Ici travaillait « maman Lucie », une infirmière de 51 ans, premier décès connu de la résurgence. Comme lors de la précédente épidémie, apparue dans la même région à la même période de l’année, la mort d’un agent de santé sonne l’alarme. Des équipes de recherches sont à pied d’œuvre mais le mystère qui entoure encore l’origine de la transmission du virus alimente aussi la peur.

En 2014, un malade d’Ebola pris en charge au Centre de traitement des épidémies (CTEPI) de Nzérékoré n’avait qu’une chance sur 4 de s’en sortir. « Aujourd’hui, grâce au traitement à base d’anticorps qui a déjà fait ses preuves en RDC, le taux de mortalité a fortement réduit ». Le docteur Dally Muamba de l’ONG Alima qui gère le centre se veut rassurant malgré les inquiétantes combinaisons intégrales portées par ses équipes.

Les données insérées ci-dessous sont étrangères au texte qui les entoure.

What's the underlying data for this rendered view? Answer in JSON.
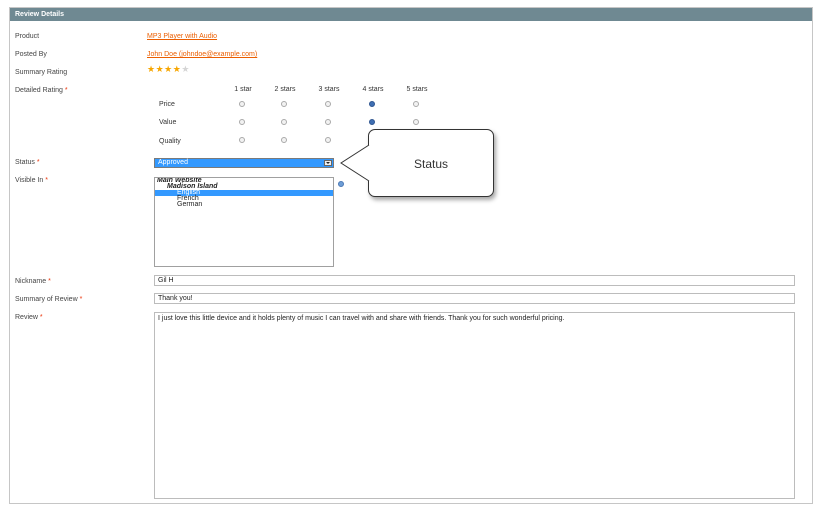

Tandis que le jour décline sur les petites maisons orangées, une demi-douzaine d’hommes chargent un corps à bord d’un pick-up de la Croix-Rouge aux couleurs délavées par le chlore. Ils ont le regard noir de ceux qui font le sale boulot.

Pour les cas suspects qui décèdent hors du centre, ils doivent affronter les peurs et les réticences des familles pour procéder à un enterrement sécurisé et effectuer un prélèvement, faute de quoi la maladie continuera de se propager.